The audit also challenged millions of dollars in compensation for other employees, including the consultants whom the company sent to Afghanistan to train the forces there. McCaskill said the consultants were supposed to be paid at a 100 percent rate when deployed overseas, but only at 60 percent when on leave. But New Century Consulting gave its consultants the full rate regardless of where they were.
"These excessive payments cost taxpayers over $15 million," she wrote.
New Century Consulting also gave its consultants more than $3.3 million in bonuses that they either didn't earn or that weren't required by their contracts, according to the senator.
McCaskill said the audit, completed last year, was conducted partly in response to concerns she and Sen. Rob Portman, R-Ohio, had raised after the Special Inspector General for Afghanistan Reconstruction identified a litany of problems with Imperatis' billing and record-keeping practices. The Defense Contract Audit Agency doesn't publicly release its audits.

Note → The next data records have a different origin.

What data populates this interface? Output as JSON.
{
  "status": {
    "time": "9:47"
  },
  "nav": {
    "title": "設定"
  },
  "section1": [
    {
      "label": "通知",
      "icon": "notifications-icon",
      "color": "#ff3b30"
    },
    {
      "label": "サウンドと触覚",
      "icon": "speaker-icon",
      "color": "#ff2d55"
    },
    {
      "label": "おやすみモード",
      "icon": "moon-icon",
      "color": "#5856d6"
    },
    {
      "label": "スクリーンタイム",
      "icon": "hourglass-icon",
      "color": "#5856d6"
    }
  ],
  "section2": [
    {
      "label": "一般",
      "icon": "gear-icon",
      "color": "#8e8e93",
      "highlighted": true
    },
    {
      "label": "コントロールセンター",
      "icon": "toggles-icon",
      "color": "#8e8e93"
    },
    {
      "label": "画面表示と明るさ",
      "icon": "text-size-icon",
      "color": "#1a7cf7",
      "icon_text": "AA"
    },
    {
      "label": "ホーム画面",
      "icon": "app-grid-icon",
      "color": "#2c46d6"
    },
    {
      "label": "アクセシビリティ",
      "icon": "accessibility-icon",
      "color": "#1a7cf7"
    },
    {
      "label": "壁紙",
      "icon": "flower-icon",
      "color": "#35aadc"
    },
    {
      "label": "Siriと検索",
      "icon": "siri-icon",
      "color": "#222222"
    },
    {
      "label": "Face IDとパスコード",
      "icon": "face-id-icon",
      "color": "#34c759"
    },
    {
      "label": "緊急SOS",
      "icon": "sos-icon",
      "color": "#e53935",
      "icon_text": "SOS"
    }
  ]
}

Imperatis had a contract dating to 2007 for intelligence training in Iraq. The work shifted to Afghanistan in 2010. Three years later the Army Contracting Command awarded New Century Consulting a contract all its own to professionalize the intelligence units within the Afghan ministries of defense and interior. Imperatis went out of business last year.
The two companies were paid $522.4 million overall, according to contract data compiled by the special inspector general.
Army Contracting Command didn't respond to a request for comment.
McCaskill said the Defense Contract Audit Agency is currently auditing New Century Consulting's billings through early 2016 on the contract it received as its arrangement with Imperatis was ending.